Five layers between raw data
and executed trades.
Arkraft is an AI-native quant hedge fund stack. Each layer provides well-defined outputs to the layer above — like departments in a financial institution, but orchestrated by specialized AI agents.
Select a layer to explore its details
L0 → L4
From raw data to executed trade
Follow a single security through all five layers — from ID resolution to order fill.
NVDA → canonical ID: US67066G1040
Ingest NVDA earnings call transcript + price data
Compute sentiment scores + momentum features
Alpha agent generates BUY signal, portfolio agent approves
Order routed to NYSE, filled at $892.34, 0.3 bps slippage
How the layers work together
Layer isolation
Each layer exposes a clean interface. Consumers never reach past one layer.
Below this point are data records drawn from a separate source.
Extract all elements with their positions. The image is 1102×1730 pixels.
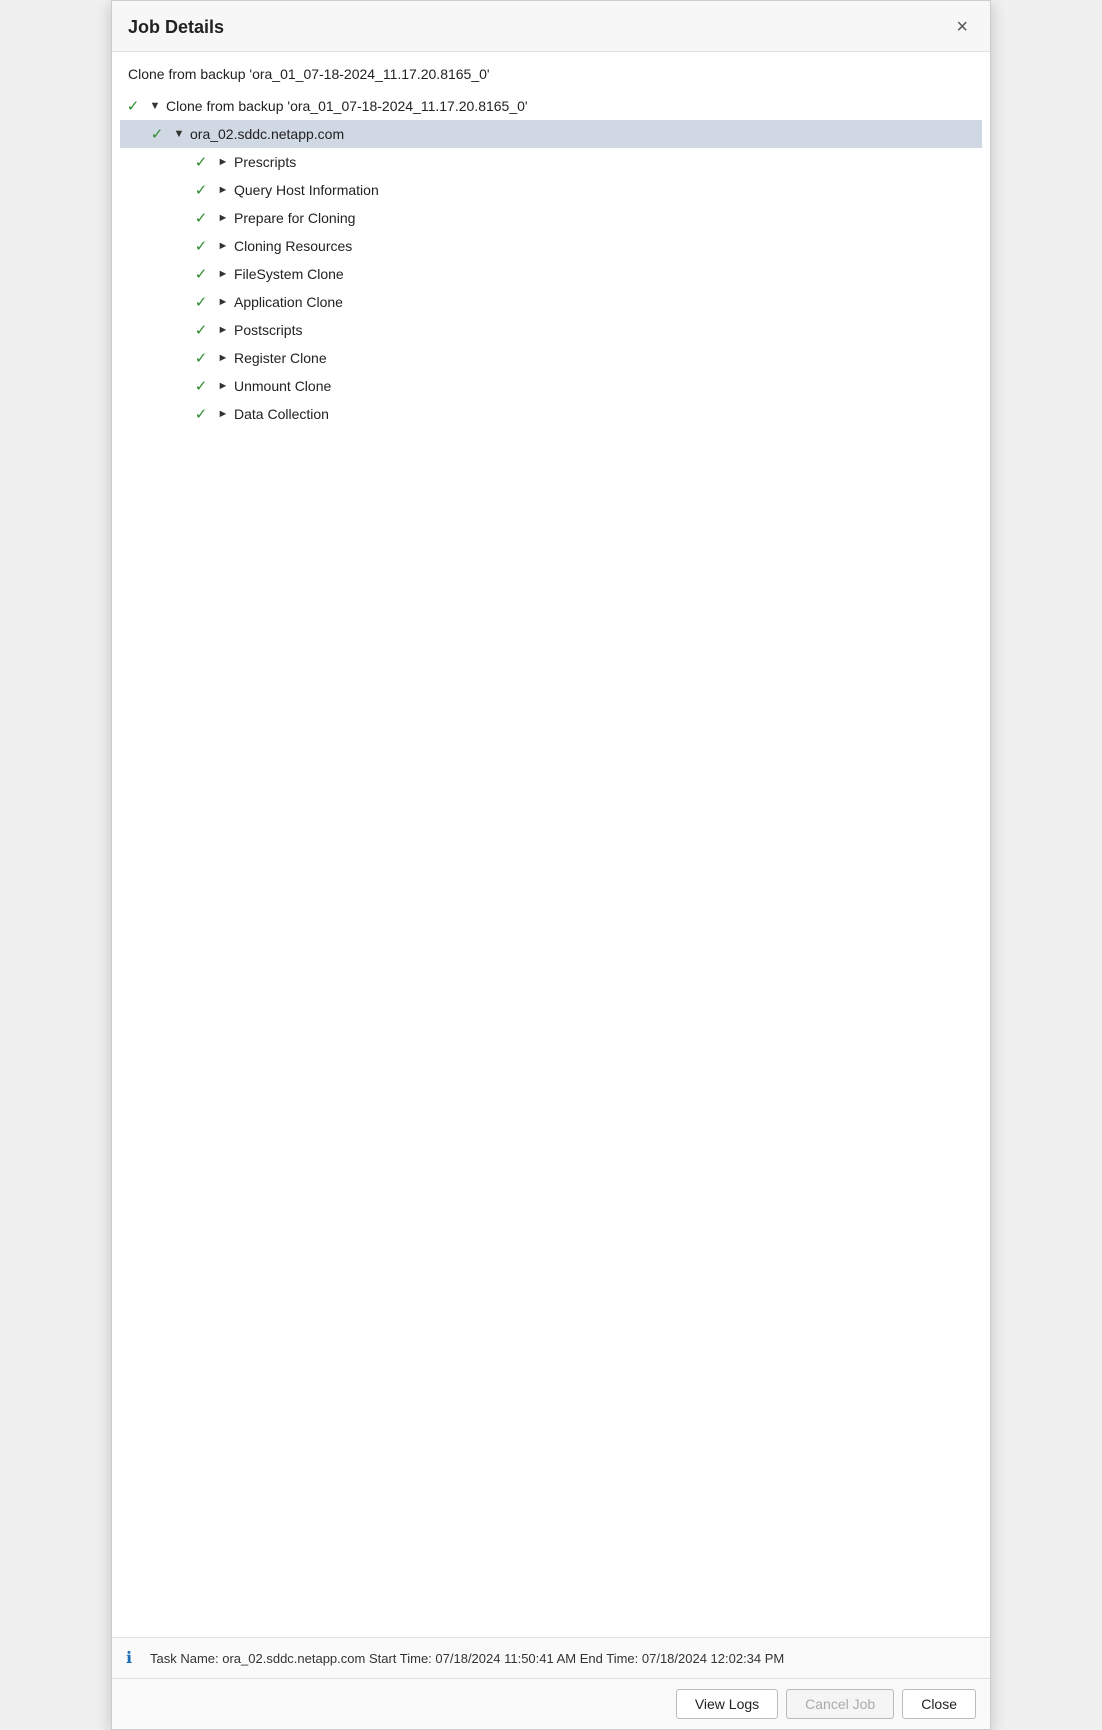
item-label-5: Application Clone <box>234 294 343 310</box>
check-icon-item-1: ✓ <box>192 181 210 199</box>
item-label-2: Prepare for Cloning <box>234 210 355 226</box>
footer-info: ℹ Task Name: ora_02.sddc.netapp.com Star… <box>112 1637 990 1678</box>
footer-buttons: View Logs Cancel Job Close <box>112 1678 990 1729</box>
tree-container: ✓ ▼ Clone from backup 'ora_01_07-18-2024… <box>112 92 990 428</box>
item-label-7: Register Clone <box>234 350 327 366</box>
expand-arrow-item-8[interactable]: ► <box>216 380 230 392</box>
expand-arrow-item-6[interactable]: ► <box>216 324 230 336</box>
tree-item-row[interactable]: ✓ ► Data Collection <box>120 400 982 428</box>
expand-arrow-item-1[interactable]: ► <box>216 184 230 196</box>
dialog-title: Job Details <box>128 17 224 38</box>
check-icon-item-0: ✓ <box>192 153 210 171</box>
check-icon-host: ✓ <box>148 125 166 143</box>
item-label-9: Data Collection <box>234 406 329 422</box>
tree-items: ✓ ► Prescripts ✓ ► Query Host Information ✓ ► Pr… <box>120 148 982 428</box>
item-label-1: Query Host Information <box>234 182 379 198</box>
dialog-header: Job Details × <box>112 1 990 52</box>
check-icon-item-6: ✓ <box>192 321 210 339</box>
tree-item-row[interactable]: ✓ ► FileSystem Clone <box>120 260 982 288</box>
dialog-body: ✓ ▼ Clone from backup 'ora_01_07-18-2024… <box>112 92 990 1637</box>
info-icon: ℹ <box>126 1648 144 1668</box>
tree-item-row[interactable]: ✓ ► Prescripts <box>120 148 982 176</box>
tree-host-row[interactable]: ✓ ▼ ora_02.sddc.netapp.com <box>120 120 982 148</box>
task-info-text: Task Name: ora_02.sddc.netapp.com Start … <box>150 1651 784 1666</box>
check-icon-item-2: ✓ <box>192 209 210 227</box>
tree-item-row[interactable]: ✓ ► Prepare for Cloning <box>120 204 982 232</box>
close-button[interactable]: Close <box>902 1689 976 1719</box>
cancel-job-button[interactable]: Cancel Job <box>786 1689 894 1719</box>
expand-arrow-root[interactable]: ▼ <box>148 100 162 112</box>
check-icon-item-7: ✓ <box>192 349 210 367</box>
tree-item-row[interactable]: ✓ ► Cloning Resources <box>120 232 982 260</box>
check-icon-item-9: ✓ <box>192 405 210 423</box>
check-icon-item-3: ✓ <box>192 237 210 255</box>
item-label-0: Prescripts <box>234 154 296 170</box>
dialog-subtitle: Clone from backup 'ora_01_07-18-2024_11.… <box>112 52 990 92</box>
item-label-4: FileSystem Clone <box>234 266 344 282</box>
check-icon-item-4: ✓ <box>192 265 210 283</box>
expand-arrow-item-0[interactable]: ► <box>216 156 230 168</box>
root-label: Clone from backup 'ora_01_07-18-2024_11.… <box>166 98 528 114</box>
expand-arrow-item-3[interactable]: ► <box>216 240 230 252</box>
job-details-dialog: Job Details × Clone from backup 'ora_01_… <box>111 0 991 1730</box>
tree-item-row[interactable]: ✓ ► Application Clone <box>120 288 982 316</box>
check-icon-item-8: ✓ <box>192 377 210 395</box>
check-icon-root: ✓ <box>124 97 142 115</box>
item-label-6: Postscripts <box>234 322 302 338</box>
tree-item-row[interactable]: ✓ ► Query Host Information <box>120 176 982 204</box>
expand-arrow-item-9[interactable]: ► <box>216 408 230 420</box>
tree-root-row[interactable]: ✓ ▼ Clone from backup 'ora_01_07-18-2024… <box>120 92 982 120</box>
view-logs-button[interactable]: View Logs <box>676 1689 778 1719</box>
tree-item-row[interactable]: ✓ ► Postscripts <box>120 316 982 344</box>
item-label-3: Cloning Resources <box>234 238 352 254</box>
check-icon-item-5: ✓ <box>192 293 210 311</box>
host-label: ora_02.sddc.netapp.com <box>190 126 344 142</box>
expand-arrow-item-2[interactable]: ► <box>216 212 230 224</box>
item-label-8: Unmount Clone <box>234 378 331 394</box>
expand-arrow-item-7[interactable]: ► <box>216 352 230 364</box>
expand-arrow-host[interactable]: ▼ <box>172 128 186 140</box>
tree-item-row[interactable]: ✓ ► Register Clone <box>120 344 982 372</box>
expand-arrow-item-4[interactable]: ► <box>216 268 230 280</box>
tree-item-row[interactable]: ✓ ► Unmount Clone <box>120 372 982 400</box>
expand-arrow-item-5[interactable]: ► <box>216 296 230 308</box>
close-icon[interactable]: × <box>950 15 974 39</box>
L3 talks to L2, never directly to L1. This means you can swap a data provider in L1 without touching anything in L3 or L4.
L3 agents query L2's feature store — they never parse raw CSV files from L1.
AI-native
L3 agents are first-class citizens, not bolted-on tools. They have persistent memory, learn from outcomes, and collaborate with each other. The intelligence layer isn't a wrapper around an API — it's the core of the system.
An alpha agent that discovers a signal also validates it, monitors it live, and detects when it decays.
Reproducibility
Every pipeline step is versioned and auditable. Given the same inputs and the same configuration version, you get the same outputs. This isn't just good engineering — it's a regulatory requirement.
Any trade can be traced back through the exact signal version, data snapshot, and agent reasoning that produced it.
Incremental build
Layers can be developed and deployed independently. Start with L0 + L1 for data infrastructure, add L2 for warehousing, then bring intelligence online. Each layer delivers value on its own.
A firm can run L0–L2 for a clean data platform, then add L3 agents one at a time as strategies mature.